Le rapport précise que selon l’Association des Journaux canadiens, les recettes publicitaires des versions papiers des quotidiens payants ont baissé de 25% entre 2006 et 2011 et ce n’est plus un mystère pour personne que plusieurs lecteurs se déplacent vers le Web, même si c’est à un rythme moins rapide que les capitaux. Aussi, la même source rapporte que huit quotidiens sur douze ont connu une baisse de leur diffusion hebdomadaire, le Devoir ayant connu une forte hausse (8%) et The Gazette ayant subi la plus grande baisse (12%). Ne nous réjouissons pas trop vite, « Le quotidien Le Devoir a connu en 2013 sa pire année au chapitre des finances depuis la crise des revenus publicitaires de 2008, qui avait durement frappé toute la presse écrite » (source).

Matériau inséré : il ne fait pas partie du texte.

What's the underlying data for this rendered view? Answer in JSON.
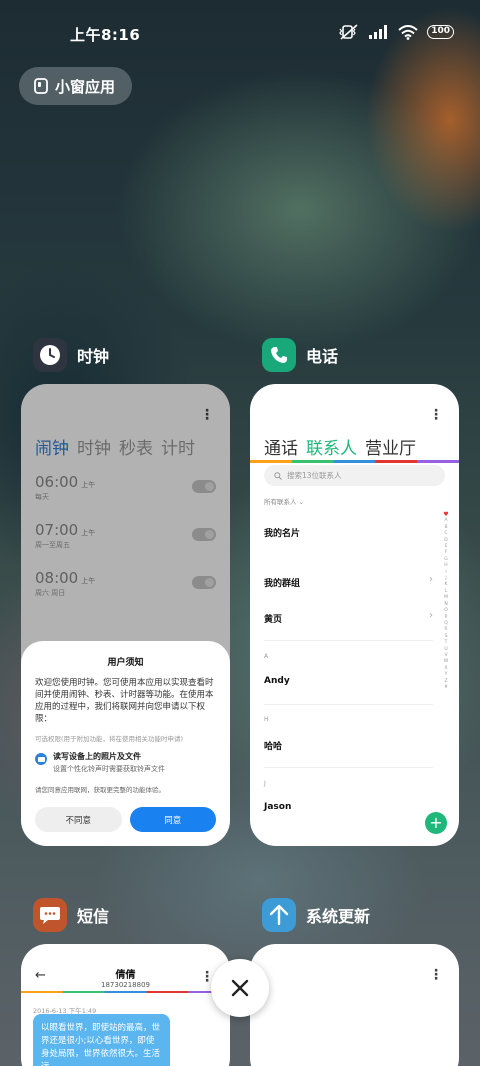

Je constate que la tendance est lourde. Le modèle d’affaires doit être revu.

On écoute moins de musique par l’entremise du support « disque ». On n’est plus obligé de passer par un producteur ou un éditeur pour diffuser de la musique ou de la littérature. Daniel Boucher expliquait hier soir chez Pénélope qu’il se demandait sérieusement s’il devait « endisquer » ou n’offrir que la version numérique de son nouvel album dont le premier « single » – Embarques-tu? – circule actuellement ? À son public de l’aiguiller, semble-t-il…

L’explosion des sites comme Netflix ou YouTube a complètement modifié le comportement des cinéphiles ou des amateurs de séries télévisées.

Je me pose donc la question : La déprime des journaux imprimés vient-elle de la nonchalance ou de la méconnaissance ? A-t-on fait suffisamment d’efforts pour s’adapter ?

J’ai retenu deux réactions significatives dans les jours qui ont suivi la sortie des Desmarais : celles de Stéphane Baillargeon au Devoir et de Pierre Allard au Droit (texte publié sur son blogue perso), deux journalistes au coeur du métier et des transformations exigées. Les deux me paraissent confirmer les propos de Michael Maness – Knight Foundation, cité dans une enquête rapportée par Baillargeon, « The Goat Must be Fed » : « Beaucoup de gens sont encore fâchés contre Internet ».

Il serait grand temps de revenir à de meilleurs sentiments face au Web.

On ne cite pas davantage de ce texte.